①新設法人でありながら、設立事業年度から多額の売上高[236]を計上する法人がある。

 ②個人事業者が法人成りをした場合、多額の売上高[237]を計上しているのに、設立第1期と第2期が免税事業者であるケース

 ③資本金1000万円未満で法人を設立し、第2期になってから増資[238]をするケース

 ④免税期間を経過した第3期に解散する法人[239]がある

①は、法人として事業を開始したものの、第1期からすでに小規模事業者とは言えない業績をあげた企業であり、②は既に個人事業者として事業が軌道に乗っている法人成りのケースである。③は、新設法人の納税義務の免除の特例を掻い潜ろうとする資本金の操作[240]の意図が明確に読み取ることができる[241]上、④に至っては、確実に免税メリットを受けるためだけの「食い逃げ」の状況である。

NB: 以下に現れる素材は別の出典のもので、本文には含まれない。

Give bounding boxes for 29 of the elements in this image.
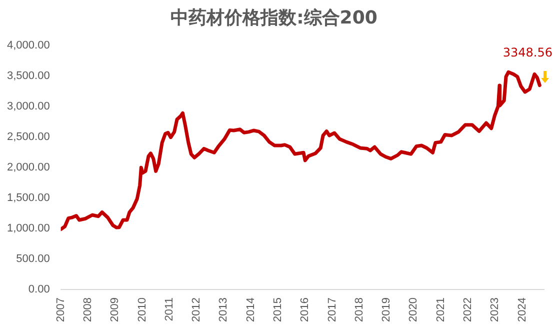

2.排除されるべき悪質な行為という観点でみると④が該当し、③も検討すべきものである。しかし、「小規模事業者の事務負担の軽減」という事業者免税点制度の本来の趣旨に立ち返った場合、①も②もその対象ではないことは言うまでもない。検査の対象となった①から④までの計1546法人のうち、納付消費税額の推計可能な計587法人について、第1期の納付税額推計が7億687万円余であり、第2期の納税額推計は10億5026万円[242]である。単純平均で1法人当たり、第1期は120万円余となり、第2期は178万円余の「益税」が発生したこととなる。検査後の改正により、封じられたスキームはあるものの、未だ免税メリットを享受する新規設立法人は、数多く存在する。本検査は税率5%時の推計であることを考慮すると、増税後の現在は、より大規模な「益税」が発生しうる状況下にあると思われる。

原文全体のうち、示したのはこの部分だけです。